I am sorry for my failure as his protector.
I don't understand why so many others are allowed to live and he was not.

I feel vacant, floating through the days.

Might it all be a bad joke?

It's not funny.


Rebecca

November 18, 2010

nothing new

Sometimes I feel that I have nothing new to write, so I don't write. But it doesn't mean we are doing "better."
I still struggle with our reality. I am having trouble understanding that we won't see Lev again. It seems magical when we text or call Jaal and he answers, and he is doing just fine. Then, Lev is gone, too , but we can never call or text or visit him. Maybe Jaal's departure this fall for college made it more confusing for me. Being gone and being gone forever are very different and sometimes I get confused.
I still cry whenever I have a little silent time alone, like on a bus, on a walk, etc.
It feels good to cry, but the emotion is so strong, the missing him, that it is hard to hold on to. My mind tries to move on to another topic, as it is too painful.

Last weekend we went away, to Roslyn and Yakima, as Tony had two gigs. It was nice to go away, but it was also difficult. The first gig was at the Brick, and the last time we were there it was with Jaal and Lev. We stayed up in the apartment behind the bar, and from the window you could look down at the band play. It was great because Lev and Jaal didn't get to see the band play very often since they weren't 21. We had had such a nice time, going for a cool hike afterwards around some interesting rock formations. Being there without Lev was sad and I ended up going back to the hotel early to cry and sleep.

What bothered me as much as looking at the damn window was this one woman and her husband. She looked like a really nice person, having a great time. She was a good dancer, and was smiling and dancing, and she looked so happy it made me upset. She was gleeful, appearing to be without a care in the world, and I was feeling bitter and angry. I'm a bit less bitter this week, with a return to more sadness, emptiness and loss instead of as much anger.

The next night was in Yakima, and we ended up taking a detour through the Yakima canyon, which was beautiful. We returned there on Sunday to go for a hike, and that was quite nice. It always makes us feel better to be in nature.

But Saturday night I again chose to leave the gig early. This time before Tony even started playing. We were there early, so we got some food and then took a little walk around town. We stopped in at a nice bar for a drink with Adam, and they had lemon martinis on special. I ended up having two, which didn't seem like too much. A little bit later, back at the gig I went to the bathroom and started crying, and then I just couldn't
stop. At the bar, Tony and I were talking and I just couldn't stop crying. Usually I will cry myself out pretty quickly and be functional, but I could see it was not going to be a good night, so Tony walked me back to the hotel before the show and I was fine there.

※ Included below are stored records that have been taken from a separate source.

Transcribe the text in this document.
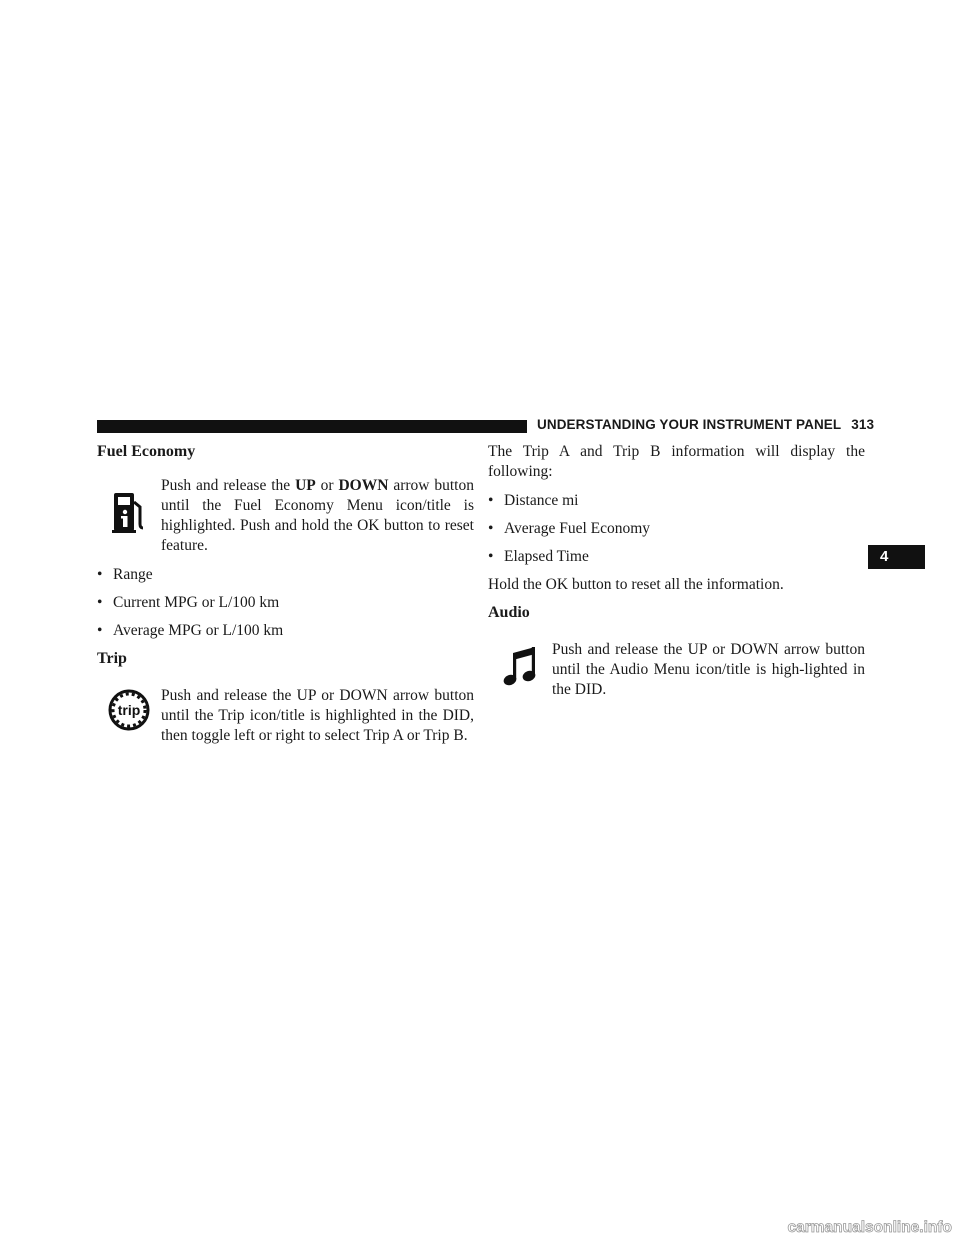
UNDERSTANDING YOUR INSTRUMENT PANEL 313
4
Fuel Economy
Push and release the UP or DOWN arrow button until the Fuel Economy Menu icon/title is highlighted. Push and hold the OK button to reset feature.
• Range
• Current MPG or L/100 km
• Average MPG or L/100 km
Trip
trip
Push and release the UP or DOWN arrow button until the Trip icon/title is highlighted in the DID, then toggle left or right to select Trip A or Trip B.
The Trip A and Trip B information will display the following:
• Distance mi
• Average Fuel Economy
• Elapsed Time
Hold the OK button to reset all the information.
Audio
Push and release the UP or DOWN arrow button until the Audio Menu icon/title is high-lighted in the DID.
carmanualsonline.info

I wasn't sure I'd make it to work on Monday, but I did. And before I got to think about anything we discovered someone had shot a battery though a window, spewing glass all over the classroom, and someone walked in with poop on their shoes, and a teacher was out sick without sub plans. So the week began and keeps on going.


Rebecca

November 15, 2010

The Fact

Sometimes I will be thinking about things, with the normal facts running across my brain. Then all of a sudden The Fact will appear: Lev is dead. It dwarves everything else, it makes all other facts trivial and irrelevant. It is so big that I don't know where to put it. I have to stop and give it the attention it deserves.

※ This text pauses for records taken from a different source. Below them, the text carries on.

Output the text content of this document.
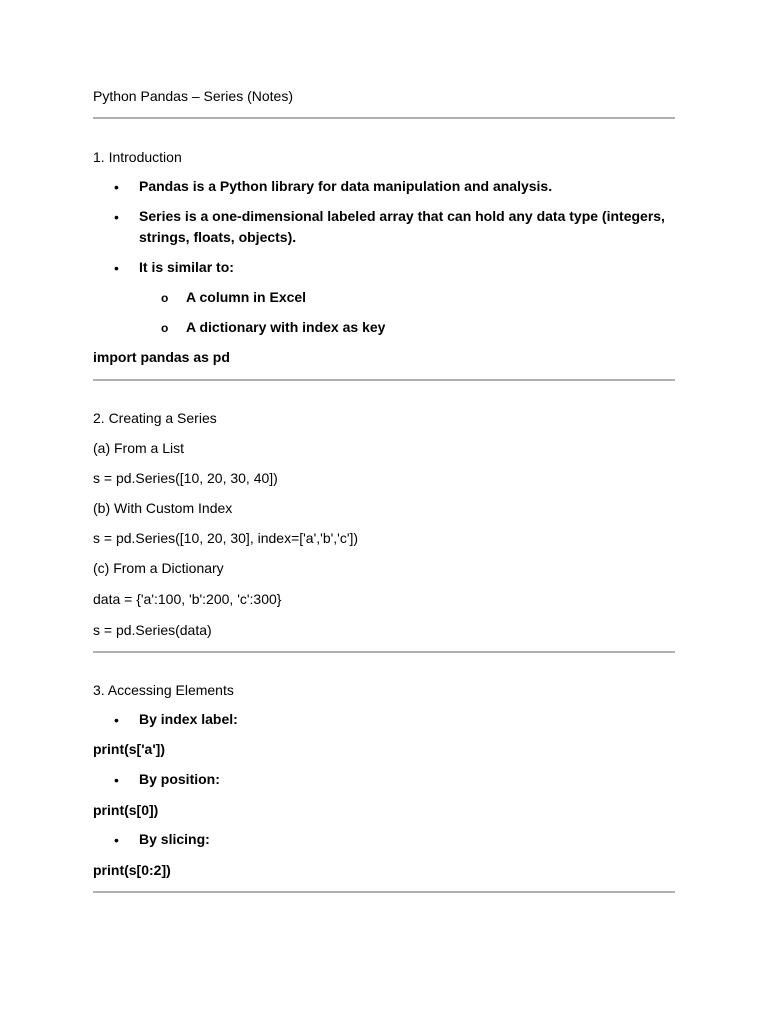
Python Pandas – Series (Notes)
1. Introduction
• Pandas is a Python library for data manipulation and analysis.
• Series is a one-dimensional labeled array that can hold any data type (integers, strings, floats, objects).
• It is similar to:
o A column in Excel
o A dictionary with index as key
import pandas as pd
2. Creating a Series
(a) From a List
s = pd.Series([10, 20, 30, 40])
(b) With Custom Index
s = pd.Series([10, 20, 30], index=['a','b','c'])
(c) From a Dictionary
data = {'a':100, 'b':200, 'c':300}
s = pd.Series(data)
3. Accessing Elements
• By index label:
print(s['a'])
• By position:
print(s[0])
• By slicing:
print(s[0:2])
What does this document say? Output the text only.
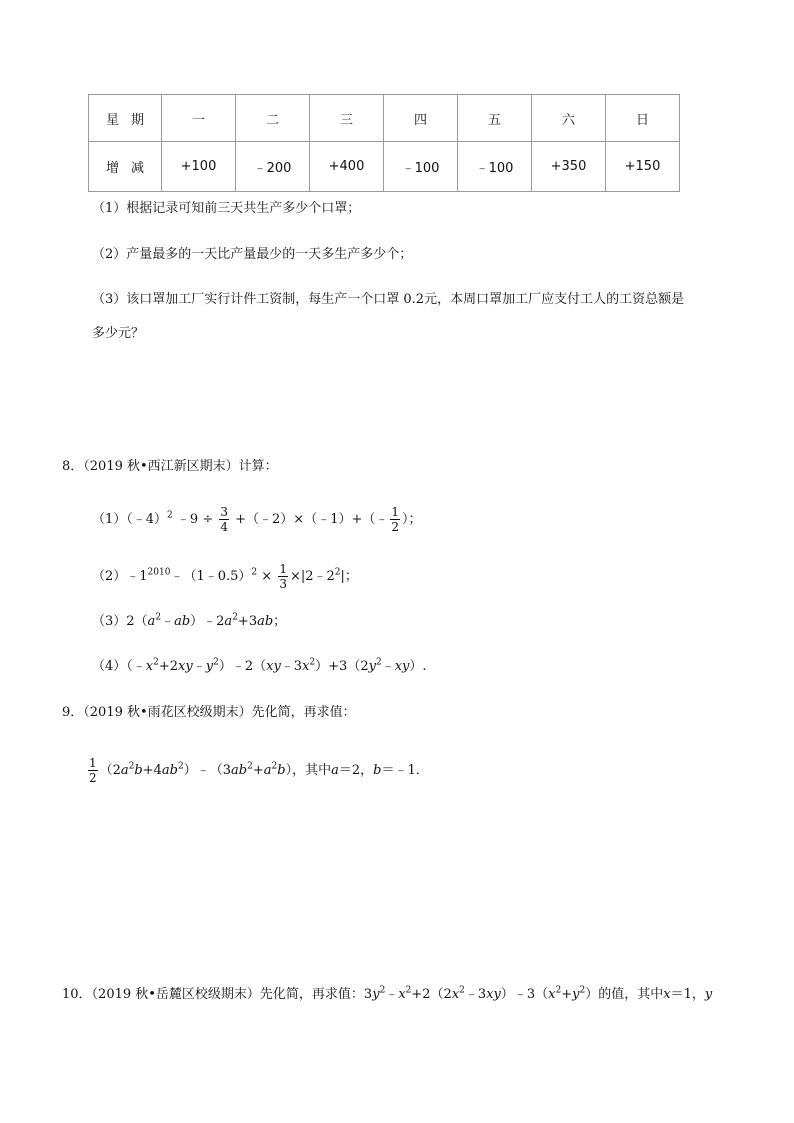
星 期	一	二	三	四	五	六	日
增 减	+100	﹣200	+400	﹣100	﹣100	+350	+150
（1）根据记录可知前三天共生产多少个口罩；
（2）产量最多的一天比产量最少的一天多生产多少个；
（3）该口罩加工厂实行计件工资制，每生产一个口罩 0.2元，本周口罩加工厂应支付工人的工资总额是
多少元？
8．（2019 秋•西江新区期末）计算：
（1）（﹣4）$^2$ ﹣9 ÷ $\frac{3}{4}$ +（﹣2）×（﹣1）+（﹣ $\frac{1}{2}$ ）；
$(2)﹣1^{2010}﹣(1﹣0.5)^2 \times \frac{1}{3}$ $\times|2﹣2^2|$；
$(3)2(a^2﹣ab)﹣2a^2+3ab$；
$(4)(﹣x^2+2xy﹣y^2)﹣2(xy﹣3x^2)+3(2y^2﹣xy)$.
9．（2019 秋•雨花区校级期末）先化简，再求值：
$\frac{1}{2}$ $(2a^2b+4ab^2)﹣(3ab^2+a^2b)$，其中a＝2，b＝﹣1．
10．（2019 秋•岳麓区校级期末）先化简，再求值：$3y^2﹣x^2+2(2x^2﹣3xy)﹣3(x^2+y^2)$的值，其中x＝1，y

I know at some level that I have not fully acknowledged The Fact yet. Yet every once in a while, in a moment of clarity, I truly understand what has happened, and it devastates me. But before that moment of enlightenment can fully manifest itself, my brain shuts down, to protect itself from the naked horror. It is frustrating, since I want to know the truth, at any cost. Perhaps one day I can get there. In the meantime all I can do is think about Lev and allow myself to miss him terribly.